Major Surov is a lonely, harsh, bossy man who is loyal to his country; yet he has a soft and charming side with a slight hint of party animal thrown in for good measure. Torn between his duty and his feelings, he is faced with the ultimate decision. Does he allow a suspected counterrevolutionary to escape or shall he throw him in prison?
This film starts off on a very serious note, yet is riddled with charm and humor that makes this a most enjoyable film while ending on the same serious note that it started on.
Particularly delightful was the party scene when Major Surov decided to have a party with his 'guests' and get them all drunk. In one scene the women are drinking as the Major belts out a Russian drinking song, and in the next all the drunken guests are square dancing.
Now, I haven't seen a movie starring Yul Brynner yet where his character, no matter how evil, didn't ooze with some kind of charm and humor - and this movie is certainly no exception.
I never did decide whether Major Surov was evil or not - I just plain couldn't tell, and I think that's part of what made this movie so interesting and enjoyable. Brynner seemed to have that affect on many of his roles, I think it was part of the creative talent that made him such a good performer. He always managed to bring out something loveable and human in any character he portrayed.

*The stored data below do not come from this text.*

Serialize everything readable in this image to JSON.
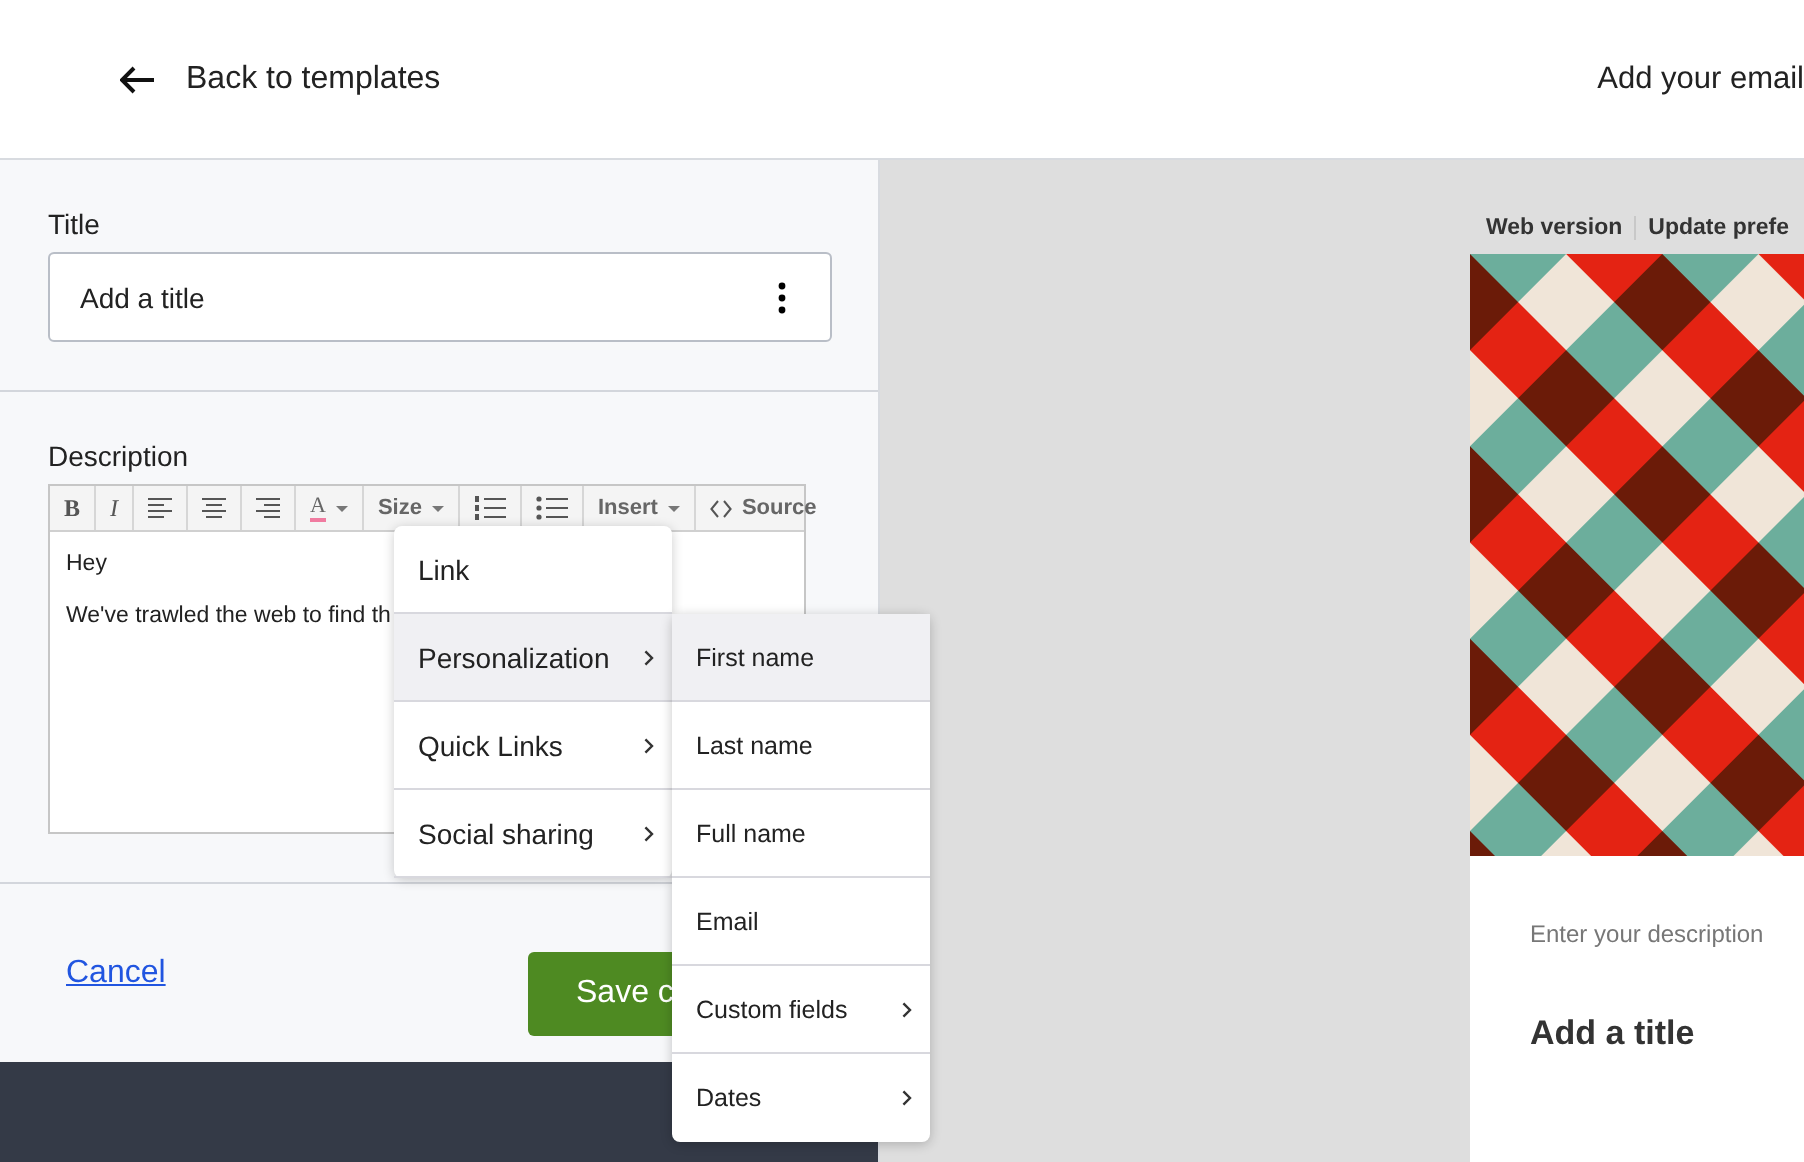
{
  "header": {
    "back_label": "Back to templates",
    "right_text": "Add your email"
  },
  "form": {
    "title_label": "Title",
    "title_value": "Add a title",
    "description_label": "Description",
    "toolbar": [
      {
        "kind": "bold",
        "label": "B"
      },
      {
        "kind": "italic",
        "label": "I"
      },
      {
        "kind": "align-left"
      },
      {
        "kind": "align-center"
      },
      {
        "kind": "align-right"
      },
      {
        "kind": "color",
        "label": "A"
      },
      {
        "kind": "dropdown",
        "label": "Size"
      },
      {
        "kind": "ordered-list"
      },
      {
        "kind": "bullet-list"
      },
      {
        "kind": "dropdown",
        "label": "Insert"
      },
      {
        "kind": "source",
        "label": "Source"
      }
    ],
    "editor_lines": [
      "Hey",
      "We've trawled the web to find th"
    ],
    "insert_menu": [
      {
        "label": "Link",
        "submenu": false,
        "selected": false
      },
      {
        "label": "Personalization",
        "submenu": true,
        "selected": true
      },
      {
        "label": "Quick Links",
        "submenu": true,
        "selected": false
      },
      {
        "label": "Social sharing",
        "submenu": true,
        "selected": false
      }
    ],
    "personalization_menu": [
      {
        "label": "First name",
        "submenu": false,
        "selected": true
      },
      {
        "label": "Last name",
        "submenu": false,
        "selected": false
      },
      {
        "label": "Full name",
        "submenu": false,
        "selected": false
      },
      {
        "label": "Email",
        "submenu": false,
        "selected": false
      },
      {
        "label": "Custom fields",
        "submenu": true,
        "selected": false
      },
      {
        "label": "Dates",
        "submenu": true,
        "selected": false
      }
    ],
    "cancel_label": "Cancel",
    "save_label": "Save c"
  },
  "preview": {
    "links": [
      "Web version",
      "Update prefe"
    ],
    "description": "Enter your description",
    "title": "Add a title"
  }
}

My favorite scene in the entire movie was definitely the party scene - but I had a few other favorites, too. Like when Major Surov joins his 'guests' for dinner and shooting erupts outside, frightening them all. "No cause for alarm." he says rather nonchalantly, "There's a war going on out there."

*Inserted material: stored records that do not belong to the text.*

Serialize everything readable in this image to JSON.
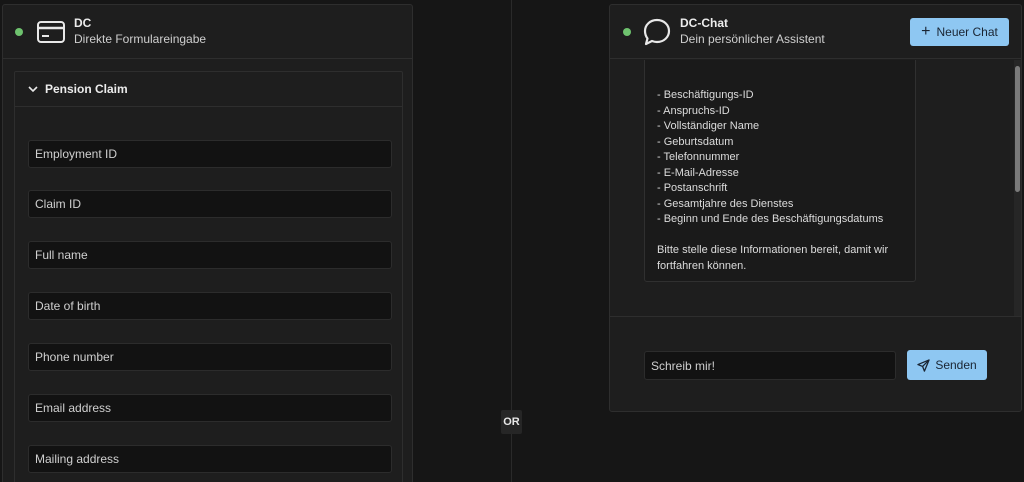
{
  "left_panel": {
    "title": "DC",
    "subtitle": "Direkte Formulareingabe",
    "status_color": "#6ec26e",
    "section": {
      "title": "Pension Claim",
      "fields": [
        {
          "placeholder": "Employment ID"
        },
        {
          "placeholder": "Claim ID"
        },
        {
          "placeholder": "Full name"
        },
        {
          "placeholder": "Date of birth"
        },
        {
          "placeholder": "Phone number"
        },
        {
          "placeholder": "Email address"
        },
        {
          "placeholder": "Mailing address"
        }
      ]
    }
  },
  "divider": {
    "label": "OR"
  },
  "right_panel": {
    "title": "DC-Chat",
    "subtitle": "Dein persönlicher Assistent",
    "new_chat_label": "Neuer Chat",
    "message": {
      "items": [
        "- Beschäftigungs-ID",
        "- Anspruchs-ID",
        "- Vollständiger Name",
        "- Geburtsdatum",
        "- Telefonnummer",
        "- E-Mail-Adresse",
        "- Postanschrift",
        "- Gesamtjahre des Dienstes",
        "- Beginn und Ende des Beschäftigungsdatums"
      ],
      "closing_line1": "Bitte stelle diese Informationen bereit, damit wir",
      "closing_line2": "fortfahren können."
    },
    "input_placeholder": "Schreib mir!",
    "send_label": "Senden"
  },
  "colors": {
    "accent": "#8ec7f2",
    "status": "#6ec26e",
    "background": "#161616",
    "panel": "#1e1e1e"
  },
  "icons": {
    "form": "credit-card-icon",
    "chat": "speech-bubble-icon",
    "collapse": "chevron-down-icon",
    "new_chat": "plus-icon",
    "send": "paper-plane-icon"
  }
}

Shortly thereafter he attempts to engage one of the tourists, Hugh Deverill (played by Robert Morely) in an argument with a futile attempt to goad. "You are very diplomatic, aren't you? You don't want to get into an argument. It is so comfortable staying out of arguments. But what if I forced you into one? What if I was one of the tough ones with no sense of humor and no English?"
Deverill's response invites a bit of comic relief:
Hugh Deverill: "I must say you have a remarkable command of the language. Where did you pick it up?"
Major Surov: "Canada."
Part of what makes this scene so comical is an earlier scene which serves to introduce the nature of Major Surov's character throughout the rest of the film. The tourists have all been taken into his office, and Mr. Deverill steps forward and asks one of the other tourists, in the presence of the Major, to ask the Major whether he speaks English.

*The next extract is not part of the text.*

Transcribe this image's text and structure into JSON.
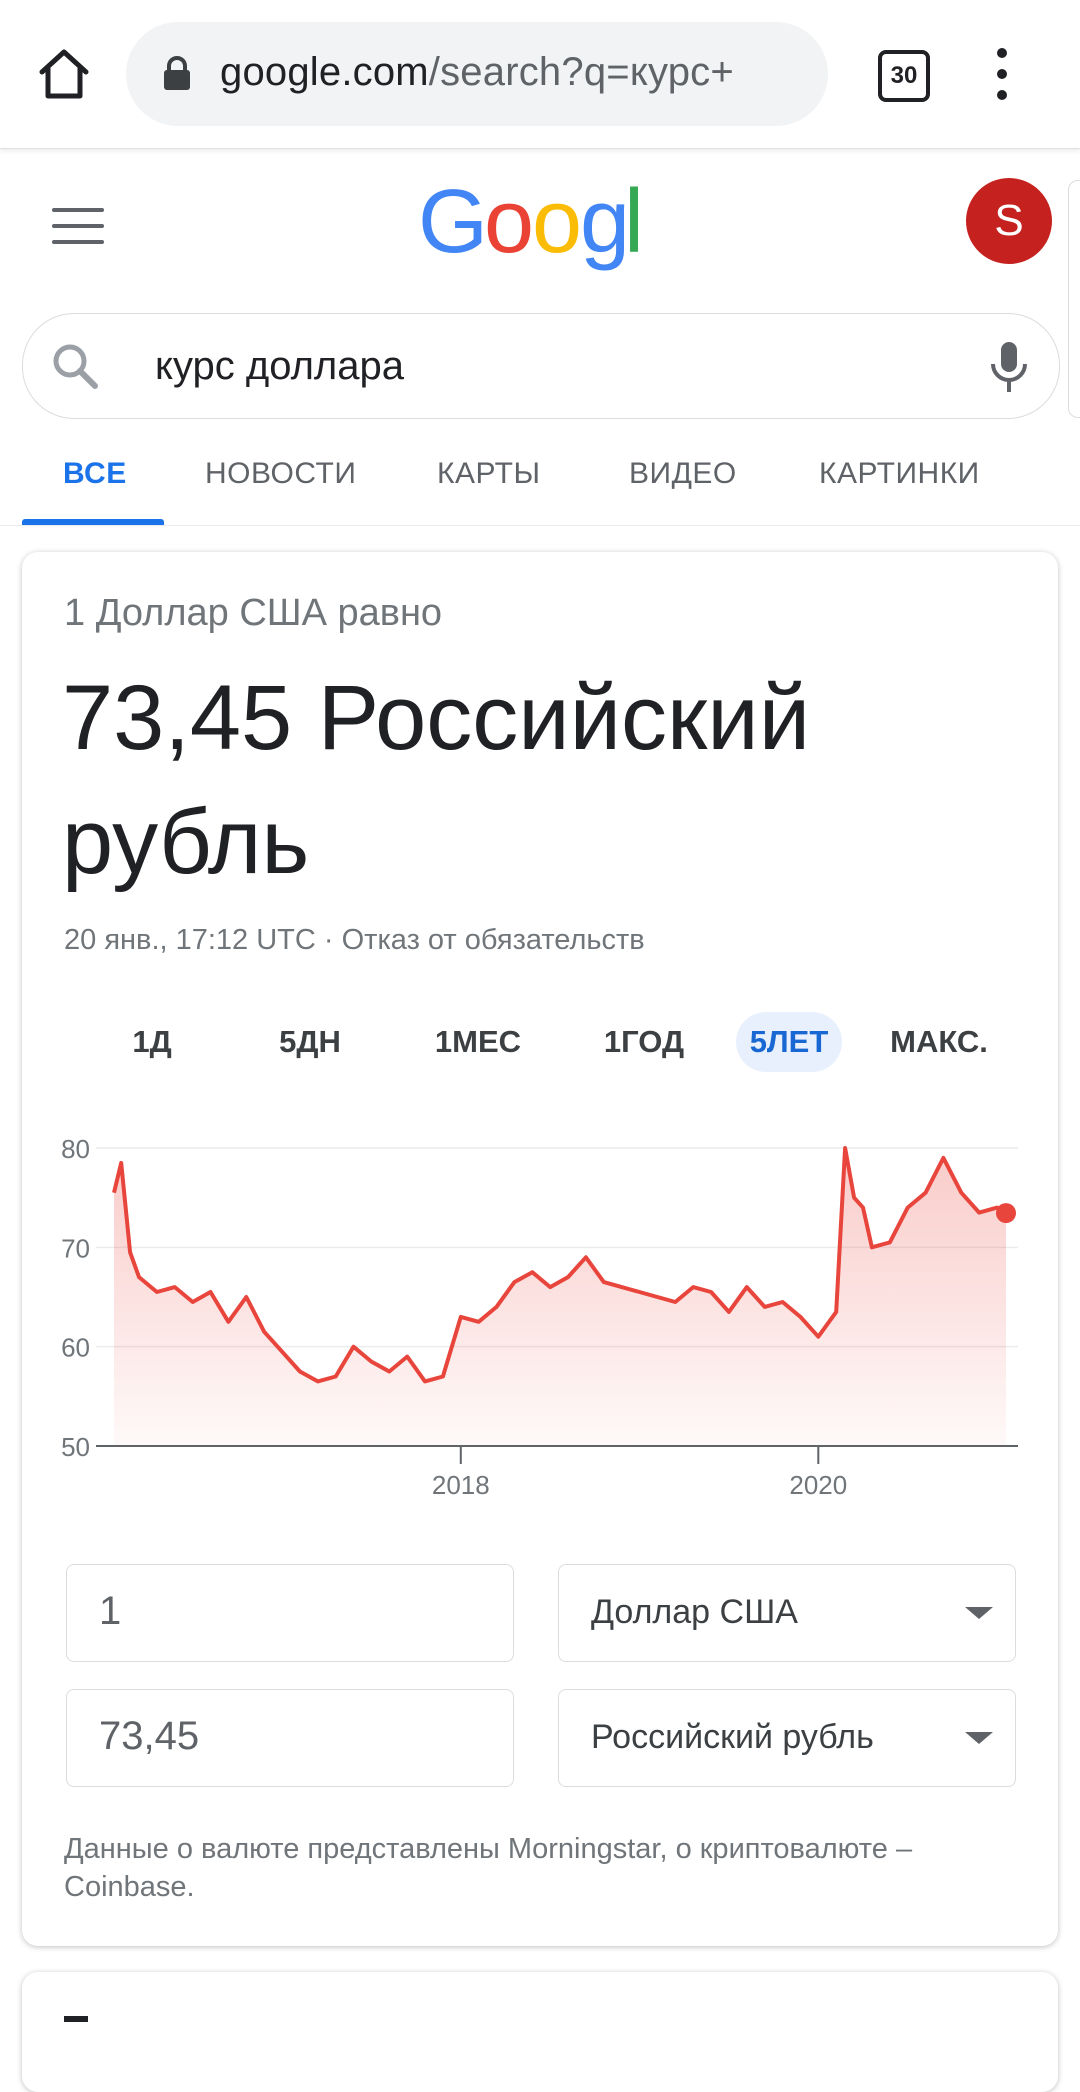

Major Surov doesn't even bat an eye at this as the tourist complies. The Major answers in Russian, and the translating tourist tells Deverill that the Major wants to know whether he speaks Russian. Deverill answers politely in the negative to which the Major replies, "Well, in that case we'd better speak English."
Another delight in this film is the adorable little Ronny Howard as Billy Rhinelander. What a cute little boy! He's all grown up now, but this was actually Howard's first real movie role - and he was all of 4 years old at the time. Being the mother that I am, I melted as I watched his scenes - what a little sweetie - and such an adorable little voice, too! I wanted to pick the little guy up and hug him just for being so cute!
This is a must-see for anyone who enjoys the classics.